Basic Math
May 11th, 2017
“The basic math was pretty obvious, but despite it being obvious, no one was really doing it.” —Elon Musk at the 2016 shareholder meeting
Elon talked about his back-of-the-envelope calculation for the Boring Company at TED:
Current tunnel construction costs: $1 billion/mile x 1/4 (drop the cross sectional area) x 1/2 (simultaneous tunneling and reinforcing) x 1/2 (up to 1/4) (increase tunneling machine thresholds)
Potential construction costs: $30-60 million/mile
The math here isn’t hard. What’s remarkable is the clarity of vision. Visions are too often too broad, too generically altruistic. Everyone wants to “make the world a better place,” but broad vision statements are prone to convenient re-interpretation, as “leaf subsides to leaf”, and motivations devolve to profit.

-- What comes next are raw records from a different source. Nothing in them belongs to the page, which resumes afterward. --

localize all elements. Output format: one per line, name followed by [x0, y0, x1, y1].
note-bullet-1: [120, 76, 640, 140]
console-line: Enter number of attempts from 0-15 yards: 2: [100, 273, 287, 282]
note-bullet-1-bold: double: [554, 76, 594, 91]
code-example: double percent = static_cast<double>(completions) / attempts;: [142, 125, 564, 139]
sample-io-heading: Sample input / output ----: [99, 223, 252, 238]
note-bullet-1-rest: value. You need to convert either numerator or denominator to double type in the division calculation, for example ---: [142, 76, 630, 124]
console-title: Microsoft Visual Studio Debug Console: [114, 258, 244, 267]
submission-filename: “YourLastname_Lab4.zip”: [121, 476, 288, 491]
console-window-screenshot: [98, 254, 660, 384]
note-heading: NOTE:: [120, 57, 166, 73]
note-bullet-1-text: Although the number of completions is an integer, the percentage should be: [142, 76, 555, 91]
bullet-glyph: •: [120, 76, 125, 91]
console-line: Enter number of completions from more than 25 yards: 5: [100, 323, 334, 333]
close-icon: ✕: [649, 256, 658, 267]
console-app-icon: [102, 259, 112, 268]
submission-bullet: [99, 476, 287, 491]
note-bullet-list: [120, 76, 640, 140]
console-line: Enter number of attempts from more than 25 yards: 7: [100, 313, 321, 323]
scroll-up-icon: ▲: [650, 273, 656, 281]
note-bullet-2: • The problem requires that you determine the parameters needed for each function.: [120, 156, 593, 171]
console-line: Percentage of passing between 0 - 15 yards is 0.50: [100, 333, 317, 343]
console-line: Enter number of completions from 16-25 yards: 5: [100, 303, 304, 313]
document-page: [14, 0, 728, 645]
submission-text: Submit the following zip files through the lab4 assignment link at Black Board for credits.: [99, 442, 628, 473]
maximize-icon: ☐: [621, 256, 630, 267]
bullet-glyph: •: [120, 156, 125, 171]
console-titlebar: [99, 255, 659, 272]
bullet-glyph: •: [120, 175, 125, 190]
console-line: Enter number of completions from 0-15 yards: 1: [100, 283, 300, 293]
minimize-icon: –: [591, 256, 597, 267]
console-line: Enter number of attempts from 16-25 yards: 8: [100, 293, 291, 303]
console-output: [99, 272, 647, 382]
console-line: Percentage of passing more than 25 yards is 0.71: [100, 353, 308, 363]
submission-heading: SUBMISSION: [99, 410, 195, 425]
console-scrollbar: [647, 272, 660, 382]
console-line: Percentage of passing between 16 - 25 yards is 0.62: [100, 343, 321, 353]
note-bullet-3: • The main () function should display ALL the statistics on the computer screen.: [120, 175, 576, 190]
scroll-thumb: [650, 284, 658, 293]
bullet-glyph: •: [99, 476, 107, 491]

It’s clear Elon sees companies as a means of societal change, and profits as fuel for change. So long as this clearly messaged to shareholders from the beginning (just like Bezos has been abundantly clear that profits are not something he considers important), it doesn’t necessarily mean shareholders will abandon you.
Some mission statements I’ve loved for their clarity:
Google: organize and make useful the world’s information. Tesla: accelerate the world’s transition to sustainable transport. SpaceX: enable people to live on other planets. OpenAI: build safe AGI, and ensure AGI’s benefits are as widely and evenly distributed as possible. Facebook: make the world more open and connected.
Sentry: help developers make their software less bad?